O novo filme biodegradável é baseado em dois componentes naturais: amido de batata e quitosana.
Como se sabe, quando expostas ao calor, as suspensões aquosas de amido se transformam em uma pasta; os grânulos incham e endurecem, mas, ao mesmo tempo, mantêm sua estrutura cristalina. Isso torna o amido uma excelente base para a produção de filmes.

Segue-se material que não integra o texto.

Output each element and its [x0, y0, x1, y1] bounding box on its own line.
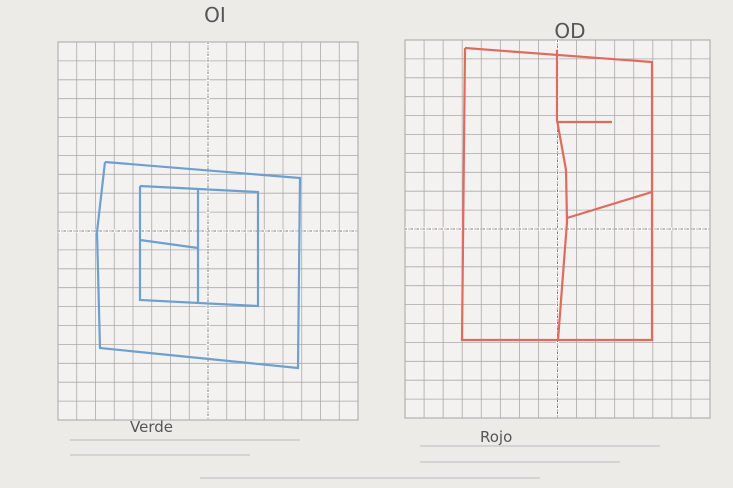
handwritten-name: Rojo: [480, 428, 512, 446]
photo: OI OD Verde Rojo: [0, 0, 733, 488]
handwritten-name: Verde: [130, 418, 173, 436]
eye-label: OI: [204, 3, 226, 27]
eye-label: OD: [554, 19, 585, 43]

A quitosana, um polímero natural derivado da quitina, conhecido por suas propriedades antimicrobianas e antioxidantes exclusivas, já é usada no desenvolvimento de filmes alimentícios para embalagens de frutas e vegetais.
Esse aminopolissacarídeo é isolado da quitina, que faz parte da carapaça de crustáceos e é encontrada em fungos. Os pesquisadores da UEUS realizaram um estudo para obter a proporção ideal de componentes dos novos ecopellets.
Eles estudaram a taxa de decomposição dos materiais obtidos e sua durabilidade sob estresse e impacto. Os filmes foram então mantidos em água em diferentes temperaturas, de várias horas a três dias.
Além das características de resistência e das propriedades de barreira, os cientistas também estavam interessados na biossegurança da nova embalagem, de modo que avaliaram a migração de substâncias do filme para os mímicos no sistema alimentar.